Spruce decided to move home to Orlando in the fall of 2022 and take a break. She went back to an old job at Texas Roadhouse.

“It was a tough decision, but I was overworking myself,” she said.

Now, that decision feels like fate intervening.

While serving her very first table, a chatty customer asked about college — where she attended and what she was studying. Coincidentally, the customer worked for the Orange County Sheriff’s Department. He noticed Spruce’s excitement as she talked about everything she’d been learning. He offered to take her resumé and told Spruce about an internship opportunity in the Orange County crime lab.

“He basically told me it was mine if I wanted it because he could see I was driven,” Spruce said. “It wasn’t something I was expecting, but it was something I really wanted to do, especially because it was local, and we have family friends who work there and we’ve heard wonderful things about the department.”

Spruce came back to Nebraska for the spring semester refreshed and ready to ace her classes. She was also looking forward to the summer internship with OC Crime Lab in the Orange County Sheriff’s Department. In June, she got her badge and jumped headlong into the opportunity.

Spruce was able to keep her badge and was gifted a patch.
Craig Chandler | University Communication and Marketing
Spruce was able to keep her badge and was gifted a patch.

From the outset, Spruce said the mentorship she received was outstanding. They treated her as a new trainee, which meant that Spruce was able to see all facets of forensics investigation. She worked both day and night shifts, which sent her to all types of crime scenes, from shootings and drug-related crimes to assaults and death investigations.

While she couldn’t handle evidence, Spruce shadowed the forensics technicians and helped by taking documentation, providing sketches, or gathering the correct equipment and tools for the investigators. She accompanied investigators to the morgue when clothing and items were collected and photographed for evidence.
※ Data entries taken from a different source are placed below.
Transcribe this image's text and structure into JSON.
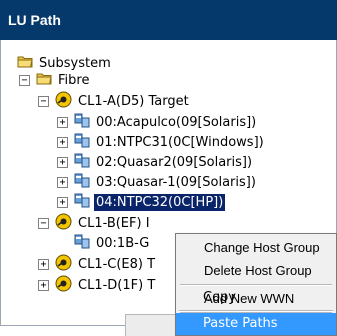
{
  "panel": {
    "title": "LU Path"
  },
  "tree": {
    "root": {
      "label": "Subsystem",
      "icon": "folder-icon"
    },
    "fibre": {
      "label": "Fibre",
      "icon": "folder-icon"
    },
    "port_a": {
      "label": "CL1-A(D5) Target",
      "icon": "port-icon",
      "children": [
        "00:Acapulco(09[Solaris])",
        "01:NTPC31(0C[Windows])",
        "02:Quasar2(09[Solaris])",
        "03:Quasar-1(09[Solaris])",
        "04:NTPC32(0C[HP])"
      ]
    },
    "port_b": {
      "label": "CL1-B(EF) I",
      "child": "00:1B-G"
    },
    "port_c": {
      "label": "CL1-C(E8) T"
    },
    "port_d": {
      "label": "CL1-D(1F) T"
    }
  },
  "context_menu": {
    "items": [
      "Change Host Group",
      "Delete Host Group",
      "Add New WWN",
      "Copy",
      "Paste Paths"
    ],
    "highlighted": "Paste Paths"
  },
  "colors": {
    "titlebar": "#06396b",
    "selection": "#0a246a",
    "menu_highlight": "#3399ff",
    "port_yellow": "#f5c400"
  }
}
She even got to sit in on a trial, where a forensic biologist gave testimony in a case.

“I really got to see the whole scope of their day. I spent time in the biology lab, but I also got to go out on calls to different crime scenes, and saw how the variety of crimes are worked,” Spruce said. “I got to watch and learn about new technology for rapid DNA processing, and using the M-VAC, which pulls DNA from items like a shell casing or clothing. I think the coolest thing I saw was the extraction of DNA from a bone. I had never seen that before.

“The internship was extremely in-depth, and I was able to take away a lot from it.”

The experiences solidified for Spruce everything she had learned in her program up to that point.

“I felt like they really prepared me for what I experienced in the internship,” Spruce said. “I found myself already familiar with a lot of things, which made me feel really good. I knew about certain equipment, the reagents and chemicals they use, and I knew how to use them. The procedures I learned in my classes with Dr. A (Michael Adamowicz) and Larry Barksdale — I really got to see how all of my classes were applied to real-life cases, which was really cool.”

Following the internship experience, Spruce is starting her senior year full of hope and with a sense of adventure.

“I’m taking a human remains class this fall, and advanced forensic DNA methods, as well,” Spruce said. “I’m really excited for those classes, and the human remains class was one I took just out of interest for me. In the spring I’ll do the capstone and graduate. My goal is to move back to Orlando and work for the Orange County Crime Lab fulltime. I really enjoyed my time there.”

The OC Crime Lab is also a special place for Spruce because it re-established her faith in herself.

“It couldn’t have worked out any other way,” Spruce said. “If I didn’t take the semester off, if the decision wasn’t made, this wouldn’t have happened. Being able to gain the experience that I did over these past few months really just screamed to me, ‘you’re going to do this; this is what you’re meant to do,’ and I know I would have been disappointed in myself if I’d gone another route, because I love forensics so much.”